Do not force deep breaths.

The goal is expansion and softness, not effort.

Practice for 3–5 minutes.

3. Side-Lying Rib Expansion

Helpful when stiffness is mostly one-sided.

Instructions

  • Lie on the non-painful side.

  • Place a pillow under your head.

  • Wrap your top arm around your ribs if helpful.

  • Breathe slowly into the tight side of the rib cage.

  • Imagine creating space between the ribs.

  • Use slow, relaxed exhales.

Stay for several minutes.

Often the body responds better to gentle awareness than aggressive stretching.

4. Gentle Thoracic Movement

The nervous system likes movement that feels safe and fluid.

Avoid forcing range.

Helpful movements include:

  • cat/cow

  • thread the needle

  • open book rotations

  • walking with relaxed arm swing

  • gentle spinal rotations with breath

Think:

“Invite movement.”

Not:

“Force release.”

5. Orienting and Nervous System Safety

Before competition, athletes can become highly threat-focused internally.

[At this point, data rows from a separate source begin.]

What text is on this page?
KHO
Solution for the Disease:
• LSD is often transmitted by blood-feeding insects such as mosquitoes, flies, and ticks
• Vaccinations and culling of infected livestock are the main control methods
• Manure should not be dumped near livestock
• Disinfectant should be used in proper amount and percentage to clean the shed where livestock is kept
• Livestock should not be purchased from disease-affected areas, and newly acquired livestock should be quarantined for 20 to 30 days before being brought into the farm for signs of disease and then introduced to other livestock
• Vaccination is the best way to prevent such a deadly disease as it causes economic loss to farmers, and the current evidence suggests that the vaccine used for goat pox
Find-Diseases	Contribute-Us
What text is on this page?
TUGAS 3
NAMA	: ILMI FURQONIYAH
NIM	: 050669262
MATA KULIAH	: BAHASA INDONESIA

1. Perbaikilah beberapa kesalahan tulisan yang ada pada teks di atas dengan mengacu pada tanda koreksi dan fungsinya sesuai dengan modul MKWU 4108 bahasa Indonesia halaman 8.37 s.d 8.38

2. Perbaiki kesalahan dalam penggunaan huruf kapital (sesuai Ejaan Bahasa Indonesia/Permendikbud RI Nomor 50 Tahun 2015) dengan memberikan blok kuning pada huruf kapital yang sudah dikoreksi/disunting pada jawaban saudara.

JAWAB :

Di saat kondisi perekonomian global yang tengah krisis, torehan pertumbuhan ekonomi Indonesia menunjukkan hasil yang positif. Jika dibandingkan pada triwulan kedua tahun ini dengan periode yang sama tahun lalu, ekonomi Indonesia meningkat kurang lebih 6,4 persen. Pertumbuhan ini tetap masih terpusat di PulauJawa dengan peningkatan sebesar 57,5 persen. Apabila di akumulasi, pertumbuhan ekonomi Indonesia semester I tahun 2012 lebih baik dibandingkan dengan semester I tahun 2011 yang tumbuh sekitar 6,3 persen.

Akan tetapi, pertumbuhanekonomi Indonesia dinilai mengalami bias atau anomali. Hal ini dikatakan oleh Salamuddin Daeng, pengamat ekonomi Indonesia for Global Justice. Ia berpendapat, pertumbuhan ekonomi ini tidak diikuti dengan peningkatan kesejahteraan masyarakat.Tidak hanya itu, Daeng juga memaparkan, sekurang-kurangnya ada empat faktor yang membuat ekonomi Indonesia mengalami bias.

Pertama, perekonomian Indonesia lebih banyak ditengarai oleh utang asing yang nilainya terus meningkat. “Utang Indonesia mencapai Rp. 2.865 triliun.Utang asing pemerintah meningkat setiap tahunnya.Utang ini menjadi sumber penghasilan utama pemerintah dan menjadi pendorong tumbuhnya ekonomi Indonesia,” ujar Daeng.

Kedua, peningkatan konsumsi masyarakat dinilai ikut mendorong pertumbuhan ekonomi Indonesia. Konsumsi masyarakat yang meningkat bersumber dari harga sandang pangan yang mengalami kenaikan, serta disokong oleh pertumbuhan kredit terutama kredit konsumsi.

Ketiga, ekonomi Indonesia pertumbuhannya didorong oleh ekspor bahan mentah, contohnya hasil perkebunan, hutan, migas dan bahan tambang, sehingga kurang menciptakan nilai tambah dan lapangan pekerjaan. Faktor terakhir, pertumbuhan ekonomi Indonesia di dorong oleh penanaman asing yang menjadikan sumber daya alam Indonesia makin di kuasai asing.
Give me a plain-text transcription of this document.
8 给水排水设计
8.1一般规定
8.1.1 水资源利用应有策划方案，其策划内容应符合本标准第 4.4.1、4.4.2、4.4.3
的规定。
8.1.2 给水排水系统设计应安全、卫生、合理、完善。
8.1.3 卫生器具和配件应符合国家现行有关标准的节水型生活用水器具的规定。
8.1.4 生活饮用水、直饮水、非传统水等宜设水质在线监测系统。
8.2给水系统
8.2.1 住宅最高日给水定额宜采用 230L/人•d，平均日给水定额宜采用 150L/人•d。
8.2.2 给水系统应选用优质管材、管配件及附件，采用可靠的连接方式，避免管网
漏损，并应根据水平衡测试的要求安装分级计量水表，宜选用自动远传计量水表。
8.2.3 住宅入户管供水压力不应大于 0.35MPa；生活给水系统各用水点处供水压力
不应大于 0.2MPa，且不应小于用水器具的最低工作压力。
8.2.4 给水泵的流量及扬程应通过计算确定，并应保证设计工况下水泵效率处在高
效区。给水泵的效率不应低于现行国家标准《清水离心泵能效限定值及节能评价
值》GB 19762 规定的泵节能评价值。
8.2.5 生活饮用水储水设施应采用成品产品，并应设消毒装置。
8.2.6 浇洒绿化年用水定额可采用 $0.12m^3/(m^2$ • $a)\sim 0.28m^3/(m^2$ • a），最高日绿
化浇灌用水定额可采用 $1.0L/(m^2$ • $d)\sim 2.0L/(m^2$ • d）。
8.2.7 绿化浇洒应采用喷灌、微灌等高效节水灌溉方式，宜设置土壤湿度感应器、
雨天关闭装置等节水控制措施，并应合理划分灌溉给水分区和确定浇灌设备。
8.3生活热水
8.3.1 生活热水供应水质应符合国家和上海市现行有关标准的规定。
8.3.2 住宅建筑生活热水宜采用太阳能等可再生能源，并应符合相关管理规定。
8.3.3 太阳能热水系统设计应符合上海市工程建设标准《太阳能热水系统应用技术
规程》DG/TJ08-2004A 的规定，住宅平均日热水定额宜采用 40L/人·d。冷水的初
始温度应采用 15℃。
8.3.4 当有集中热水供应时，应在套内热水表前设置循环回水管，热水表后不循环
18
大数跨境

The body then tightens further.

Orienting helps bring the nervous system back into the present environment.

Instructions

  • Slowly look around the room.

  • Let your eyes land on neutral or pleasant objects.

  • Notice colours, shapes and light.

  • Feel your feet on the floor.

  • Unclench your jaw.

  • Allow your shoulders to soften.

  • Take slower exhales.

This sounds simple, but it is profoundly regulating.

Sometimes the Body Is Protecting Performance

Many athletes become frightened by tightness itself.

They think:

“If this doesn’t go away, I won’t perform.”

That fear increases vigilance.

Vigilance increases muscle tone.

The body then braces harder.

Sometimes the shift begins when the athlete stops fighting the symptom and starts listening to it differently.

Not as weakness.

Not as failure.

But as a nervous system asking for safety, recovery and regulation.

The goal is not always to “release” the body.

Sometimes it is to convince the body it no longer needs to hold on so tightly.